Beyond that a tenant can certainly have others move into the property and charge them rent, whether under the RaR scheme or otherwise - landlord consent is not required.

Sub-letting or assigning a lease is a different matter.
 
Despite what was said here, there is no "elephant in the room"!! We have been charging the low rent for a long time now and are well aware the we can only increase it by 2%. That's the law and that's what we go by. Our concern has always been to ensure we get the right people to take on the lease so we are careful about doing background checks and only allowing people we feel we can trust to occupy the house.
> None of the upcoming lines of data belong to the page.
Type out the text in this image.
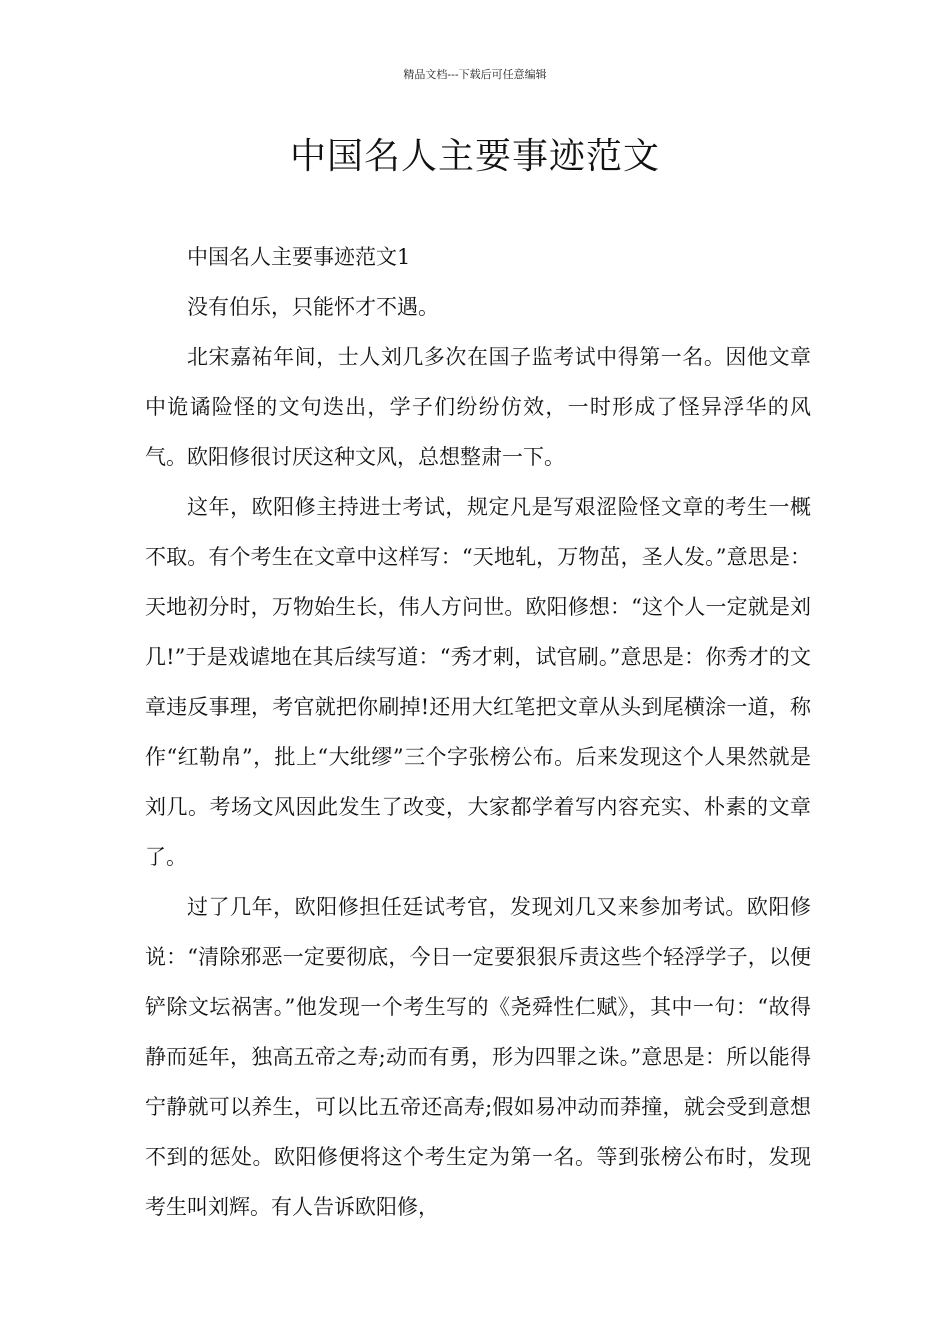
精品文档---下载后可任意编辑
中国名人主要事迹范文

中国名人主要事迹范文1

没有伯乐，只能怀才不遇。

北宋嘉祐年间，士人刘几多次在国子监考试中得第一名。因他文章中诡谲险怪的文句迭出，学子们纷纷仿效，一时形成了怪异浮华的风气。欧阳修很讨厌这种文风，总想整肃一下。

这年，欧阳修主持进士考试，规定凡是写艰涩险怪文章的考生一概不取。有个考生在文章中这样写：“天地轧，万物茁，圣人发。”意思是：天地初分时，万物始生长，伟人方问世。欧阳修想：“这个人一定就是刘几!”于是戏谑地在其后续写道：“秀才剌，试官刷。”意思是：你秀才的文章违反事理，考官就把你刷掉!还用大红笔把文章从头到尾横涂一道，称作“红勒帛”，批上“大纰缪”三个字张榜公布。后来发现这个人果然就是刘几。考场文风因此发生了改变，大家都学着写内容充实、朴素的文章了。

过了几年，欧阳修担任廷试考官，发现刘几又来参加考试。欧阳修说：“清除邪恶一定要彻底，今日一定要狠狠斥责这些个轻浮学子，以便铲除文坛祸害。”他发现一个考生写的《尧舜性仁赋》，其中一句：“故得静而延年，独高五帝之寿;动而有勇，形为四罪之诛。”意思是：所以能得宁静就可以养生，可以比五帝还高寿;假如易冲动而莽撞，就会受到意想不到的惩处。欧阳修便将这个考生定为第一名。等到张榜公布时，发现考生叫刘辉。有人告诉欧阳修，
Just reading again through the lease and it also states "...to use the premises as a private residence only for his/her own use and not to take in lodgers or paying guests...." Assume that covers us if we need to ensure only one person resides in the house. I can't see then how the tenant could use the Rent a room scheme. Amazing though if true, that your tenant can earn €14k on your property and the LL pays 52% on the rent he collects from the tenant. As they saying goes, the law is an ass.
 
Just reading again through the lease and it also states "...to use the premises as a private residence only for his/her own use and not to take in lodgers or paying guests...."

That’s an unusual clause to have inserted in a residential lease.

So your intention was that a three-bedroom property could only be occupied by one person? Seems odd but, hey, it’s your house, you make the rules.

But you can’t hold the clause in “reserve” - you either enforce it or you don’t. If you don’t enforce you could you taken to have agreed to an amendment of the lease.

There’s nothing wrong with a tenant availing of the RaR scheme. If nothing else, it puts him in funds to pay rent to you.
 
Its breach of tenant obligations. You are entitled to be informed of any sublets that take place and if I am not incorrect they are obliged to seek your permission to sublet.
 
Tenant is not subletting.

He has a licensee.

I’m sorry if people don’t understand the distinction under Irish law they shouldn’t be giving advice.
from what I recall RTB still considers it an obligation of the tenant to inform the landlord and seek approval of any licensee they bring in.